How Multimodal Large Language Models Support Access to Visual Information: A Diary Study With Blind and Low Vision People

Ricardo E. Gonzalez Penuela, Crescentia Jung, Sharon Lin, Ruiying Hu, Shiri Azenkot · 2026 · Proceedings of the 2026 CHI Conference on Human Factors in Computing Systems (CHI '26) · doi:10.1145/3772318.3793266

Summary

This CHI 2026 paper reports a two-week diary study with 20 Blind and Low Vision (BLV) participants (ages 19–75, 11 female/9 male, 13 blind/7 low vision) investigating how multimodal large language models (MLLMs) support real-world access to visual information. The authors built VisionPal, a custom iOS application mirroring the interaction flow of Seeing AI and Be My AI, powered by GPT-4o (model version gpt-4o-2024-08-06). Users open the app, capture a photo, receive an initial one-sentence description, then engage the MLLM in follow-up chat to get goal-relevant details. Participants were recruited through the LightHouse for the Blind and Visually Impaired in San Francisco; all were existing users of Seeing AI or Be My AI. They were asked to use VisionPal as often as they wanted across daily life and submit a six-question survey (satisfaction, trust, location, goal, issues, feedback) after each use. The study collected 551 diary entries, 375 follow-up conversations, and 626 follow-up questions, plus post-study semi-structured interviews. Analysis combined three stages: coding diary context (user goals, locations), categorising user questions using Chen et al.'s VQA taxonomy (identification, verification, instruction, localization, advice, plus visual-fact extraction types), and assessing MLLM response correctness (correct, partially correct, partially incorrect, incorrect, abstained, no response, ignored). Initial descriptions were scored for hallucinations on a 3-point scale. Interviews were analysed via inductive open coding and affinity diagramming. The paper frames its core contribution as introducing the 'visual assistant' skill — a set of nine behaviours beyond accurate captioning that visual interpretation systems must exhibit to serve BLV users well — alongside three intervention points (model training, application prompting, user-facing controls) for surfacing those behaviours.

Key findings

Participants rated VisionPal 'somewhat satisfying' (mean 4.13/5, SD 1.07) and 'somewhat trustworthy' (mean 3.76/5, SD 0.96), with initial photo descriptions highly accurate: 91.8% (505/550) had zero hallucinations and only 0.7% had two or more.
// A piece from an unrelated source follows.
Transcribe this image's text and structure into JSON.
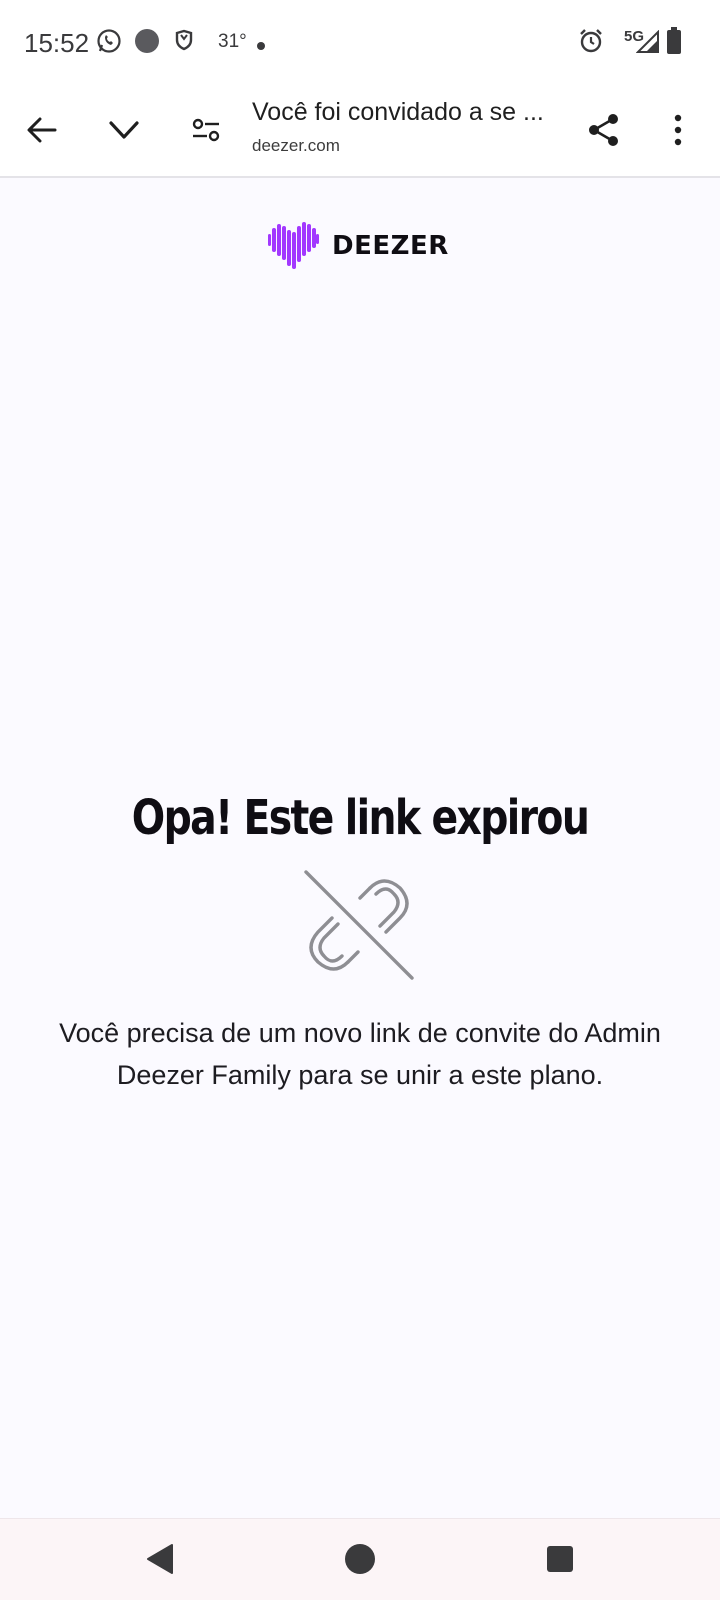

A notable accuracy gap emerged during follow-up conversations, however: of 549 answerable user questions, only 56.6% were answered correctly, 6.4% partially correct, 7.8% partially incorrect, 14.4% incorrect, 10.8% abstained, 0.7% ignored, and 3.2% failed due to API errors. Text and graphics extraction — the single most common user goal (13.79%) after identification (21.47%) — had the worst outcomes: 34.6% of responses contained hallucinations (e.g., wrong cooking temperatures 145°F vs actual, wrong medication dosages 100mg vs 200mg, fabricated addresses). Localization questions also performed poorly (31.8% incorrect or partially incorrect). Abstentions were inconsistent: the app refused to read some sensitive content (envelope addresses for P4) while fully transcribing similar content for others (P11's salary letter); gender and eye-colour questions were refused for P10 but answered for P11 and P8. Participants used VisionPal primarily in living spaces (66%), followed by transit (9.79%), work (9.39%), and leisure (7.99%). The 20 participants ranged widely in engagement (4 to 46 conversations; 12 to 65 questions each). Qualitative findings surfaced the 'visual assistant' skill — nine behaviours: neutral factual communication, adaptive communication protocols, goal-oriented collaboration, content quality guidance, comprehensive information provision, contextual self-awareness, privacy protection, transparent uncertainty handling, and graceful hand-off — arguing MLLMs currently over-optimise for plausible-sounding responses because RLHF rewards helpful-seeming answers over calibrated uncertainty.

Relevance

For practitioners building or evaluating AI visual interpretation tools (Seeing AI, Be My AI, Envision, Aira, and successors), this is a foundational empirical benchmark of how MLLMs actually perform in BLV users' everyday lives — not on lab benchmarks. The 56.6% conversational accuracy figure and the 34.6% hallucination rate on text extraction are particularly consequential: users cannot safely rely on these systems for medication dosages, cooking temperatures, or financial documents without sighted verification, yet the systems' confident tone discourages that verification. The 'visual assistant' skill framework gives teams a concrete checklist for product review beyond captioning accuracy — especially the call for transparent uncertainty, consistent abstention, proactive capture guidance, and user-configurable privacy filters. Limitations the authors acknowledge matter for generalisation: participants were all existing visual-interpretation-app users (missing novice perspectives), primarily US-based, recruited through one nonprofit, and studied during a US holiday season. The paper is essential reading for accessibility engineers, AI safety researchers working on multimodal systems, and standards bodies considering reliability thresholds for disability-facing AI.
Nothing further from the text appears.